Marcus Aurelius, seorang filsuf Stoik, pernah mengucapkan, "Jika Anda kesal oleh sesuatu di luar, rasa sakit itu bukanlah karena hal itu sendiri, melainkan oleh penilaian Anda terhadap hal itu; dan Anda memiliki kekuatan untuk membatalkan penilaian tersebut kapan saja." Dalam konteks ini, kesadaran penuh akan situasi dan emosi yang muncul dalam konflik rumah tangga dapat menjadi langkah awal dalam mengelola kesehatan mental. Seringkali, emosi negatif yang muncul dalam konflik bukan semata-mata karena situasinya, tetapi karena interpretasi dan respon kita terhadapnya.
Manusia sebagai makhluk berpikir, memiliki kebebasan untuk memilih sikapnya terhadap kondisi yang dihadapinya. Ibn Sina, seorang filsuf Muslim dan bapak kedokteran modern, percaya bahwa pemikiran positif adalah obat yang manjur bagi pikiran yang terluka. Ia berpendapat bahwa kesehatan jiwa berlandaskan pada pemahaman diri dan pengendalian emosi. Ketika kita meninjau ulang emosionalitas kita di dalam rumah, penting untuk menempatkan refleksi sebagai alat utama.

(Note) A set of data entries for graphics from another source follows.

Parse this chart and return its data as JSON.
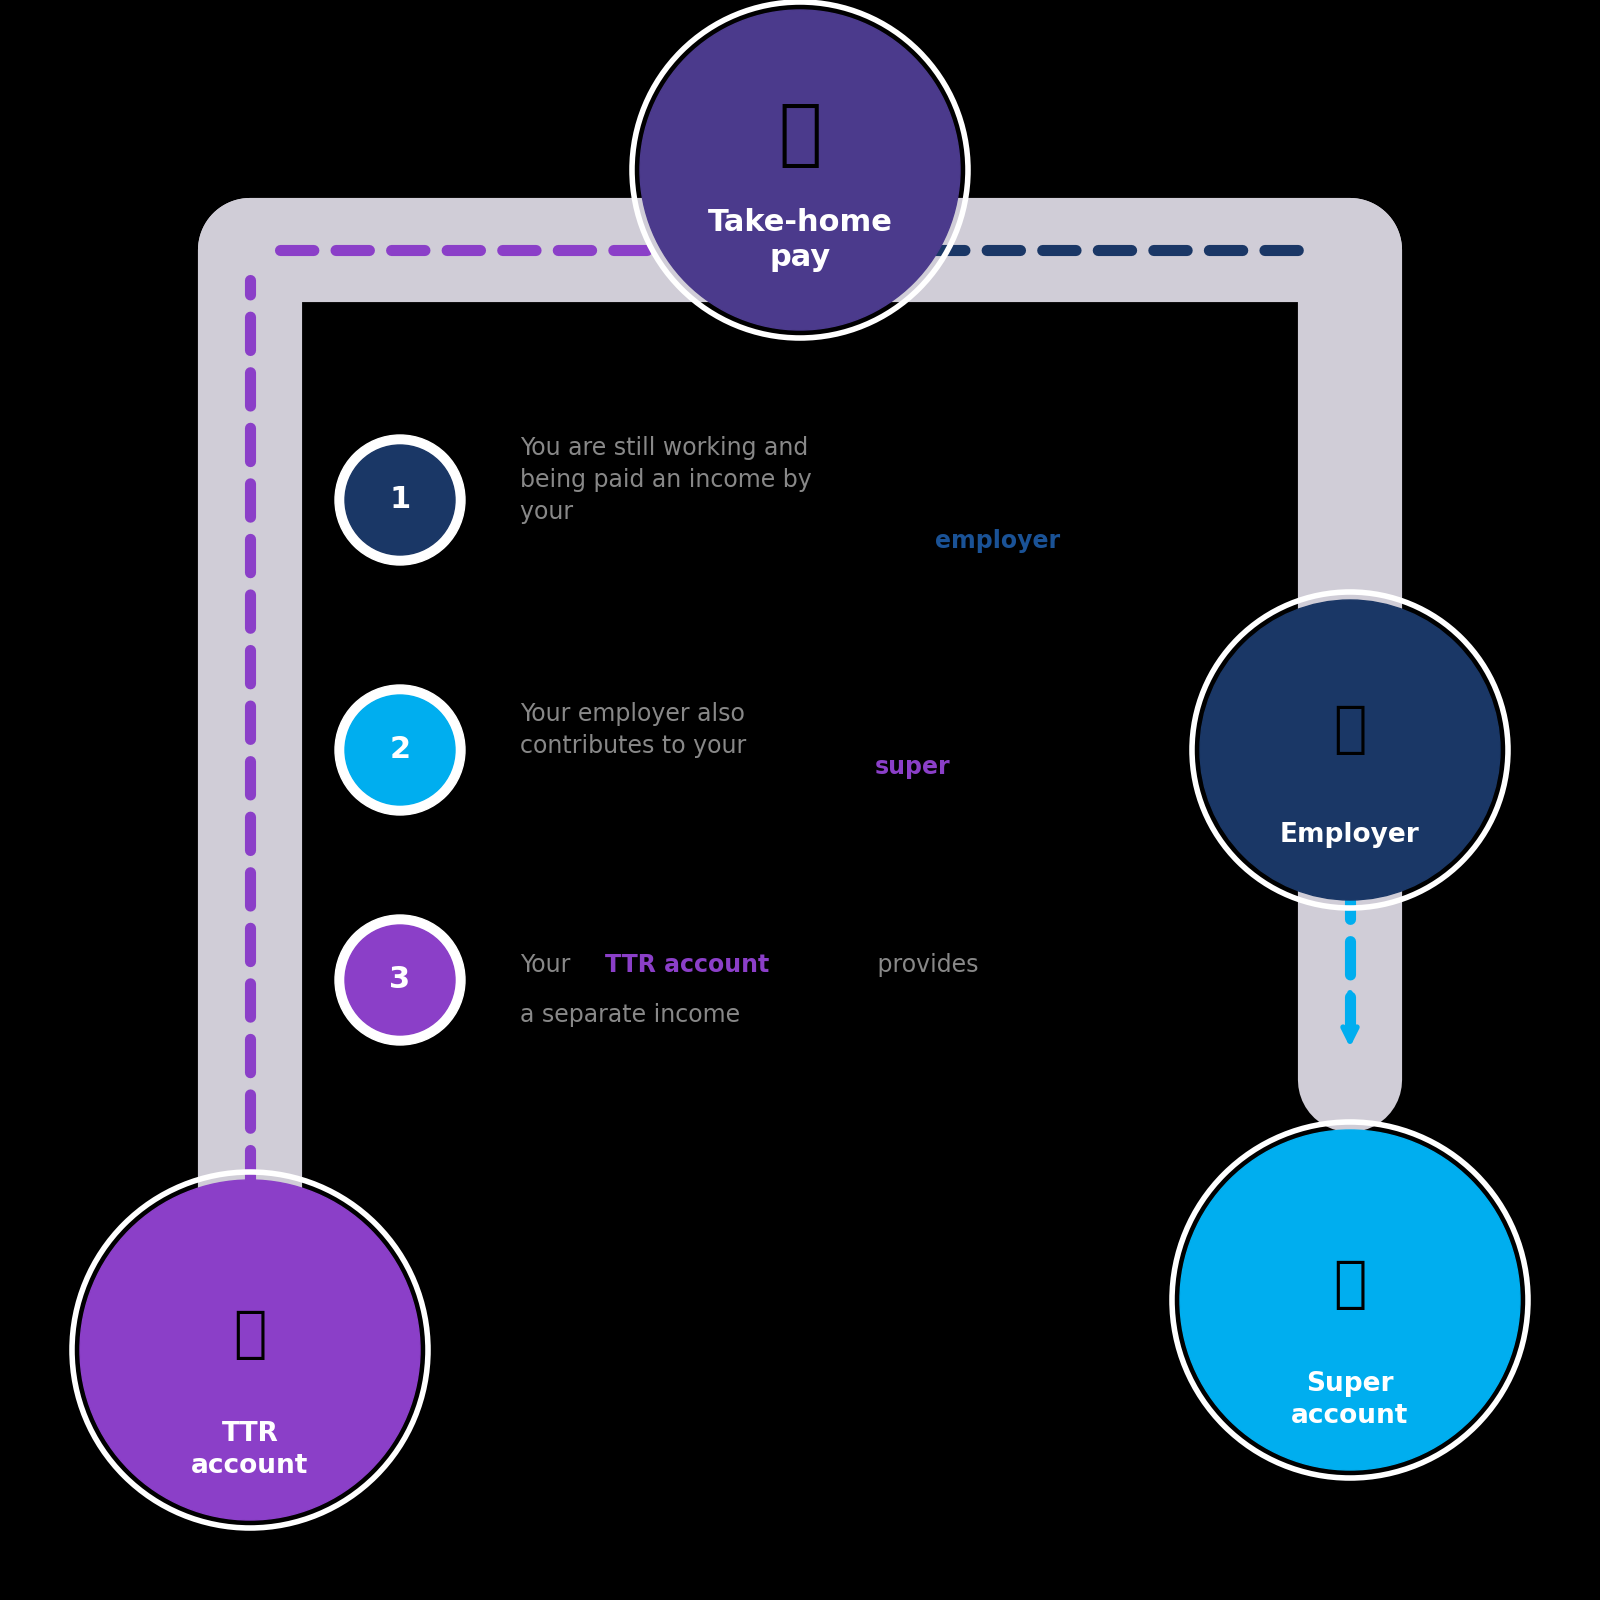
{
  "bg_color": "#000000",
  "title_circle_color": "#4B3A8C",
  "title_text": "Take-home\npay",
  "title_text_color": "#FFFFFF",
  "employer_circle_color": "#1A3766",
  "employer_text": "Employer",
  "employer_text_color": "#FFFFFF",
  "super_circle_color": "#00AEEF",
  "super_text": "Super\naccount",
  "super_text_color": "#FFFFFF",
  "ttr_circle_color": "#8B3FC8",
  "ttr_text": "TTR\naccount",
  "ttr_text_color": "#FFFFFF",
  "road_color": "#D0CDD7",
  "dashes_left_color": "#8B3FC8",
  "dashes_right_color": "#1A3766",
  "dashes_down_color": "#00AEEF",
  "step1_circle_color": "#1A3766",
  "step1_circle_border": "#FFFFFF",
  "step2_circle_color": "#00AEEF",
  "step2_circle_border": "#FFFFFF",
  "step3_circle_color": "#8B3FC8",
  "step3_circle_border": "#FFFFFF",
  "step_text_color": "#888888",
  "step1_highlight": "employer",
  "step1_highlight_color": "#1A5296",
  "step2_highlight": "super",
  "step2_highlight_color": "#8B3FC8",
  "step3_highlight": "TTR account",
  "step3_highlight_color": "#8B3FC8",
  "step1_text_plain": "You are still working and\nbeing paid an income by\nyour ",
  "step1_text_bold": "employer",
  "step2_text_plain": "Your employer also\ncontributes to your ",
  "step2_text_bold": "super",
  "step3_text_plain1": "Your ",
  "step3_text_bold": "TTR account",
  "step3_text_plain2": " provides\na separate income"
}
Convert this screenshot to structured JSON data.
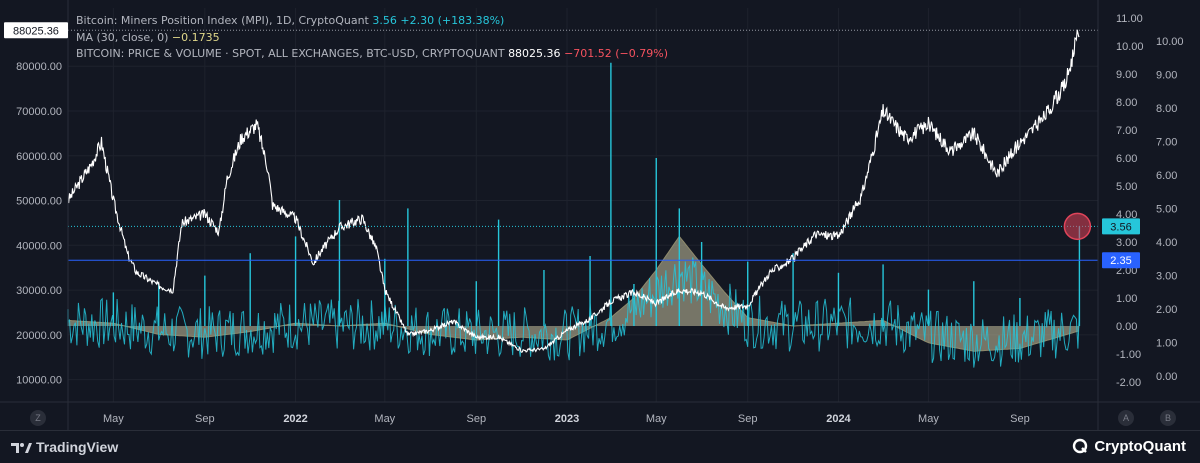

Pemikiran ini sejalan dengan pandangan filsafat perilaku yang menempatkan refleksi dan self-awareness sebagai titik kunci dalam membangun tindakan yang sehat.
Ketegangan dan stres dalam rumah tangga tidak selalu berasal dari konflik besar. Hal-hal kecil dan sepele pun, jika dibiarkan, dapat menumpuk menjadi beban yang berat. Memahami ini, bijak kiranya kita menjaga dialog yang terbuka dan jujur. Michel Foucault menggarisbawahi pentingnya wacana atau diskursus sebagai sarana untuk memahami dan memecahkan permasalahan sosial. Di dalam rumah, diskursus ini mewujud dalam bentuk komunikasi yang efektif dan penuh empati antar anggota keluarga. Komunikasi semacam ini tidak hanya menyelesaikan konflik, tetapi juga membangun ikatan emosional yang lebih kuat.
Menurut pandangan Al-Farabi, filsuf Muslim lainnya, kebahagiaan (sa'ada) adalah tujuan utama kehidupan manusia, dan itu dapat diraih melalui kebajikan dan pengetahuan. Jika diterapkan dalam konteks rumah tangga, setiap individu harus berupaya memperdalam pemahaman dan kesadaran akan peran mereka masing-masing. Menumbuhkembangkan kebajikan dalam interaksi sehari-hari menjadi pondasi yang kokoh bagi kesehatan mental setiap anggota keluarga, meminimalkan potensi konflik serta memperkuat rasa saling menghormati dan kasih sayang.
Pendekatan lain yang bisa diambil adalah dengan mempraktikkan mindfulness, sebuah konsep yang sebenarnya telah lama ada dalam ajaran Islam berupa tafakur atau meditasi. Dengan menciptakan ruang untuk mindfulness, kita memberi kesempatan pada diri untuk mengalami dan menerima keadaan dengan objektif. Ini merupakan refleksi dari pendapat Jalaluddin Rumi yang mengatakan, "Ketenangan adalah kunci yang membuka pintu surga kedamaian dan kebahagiaan." Mempraktikkan mindfulness di tengah hiruk-pikuk rumah tangga mendorong kita untuk hadir secara utuh dan responsif terhadap kebutuhan anggota keluarga.
Filsafat perilaku menekankan bahwa tindakan kita bukanlah hasil dari keputusan yang spontan, melainkan merupakan hasil dari serangkaian proses kognitif dan emosional yang kompleks. Dalam rumah tangga, perilaku dan sikap yang muncul dalam konflik sering kali merupakan cerminan dari masalah atau kebutuhan yang lebih mendasar. Dengan menyadari hal ini, kita dituntut untuk memahami lebih dalam akar permasalahan tersebut dan melihatnya sebagai kesempatan untuk bertumbuh.
Konflik rumah tangga, jika dikelola dengan baik, dapat berfungsi sebagai cermin yang menyadarkan kita akan aspek-aspek diri yang perlu diperbaiki. Nietzsche menuturkan, "Apa yang tidak membunuhku, membuatku lebih kuat."Â Dalam konteks ini, konflik bukanlah akhir dari keharmonisan, melainkan sebuah proses yang membawa kita pada pemahaman yang lebih dewasa dan matang tentang hubungan antar manusia.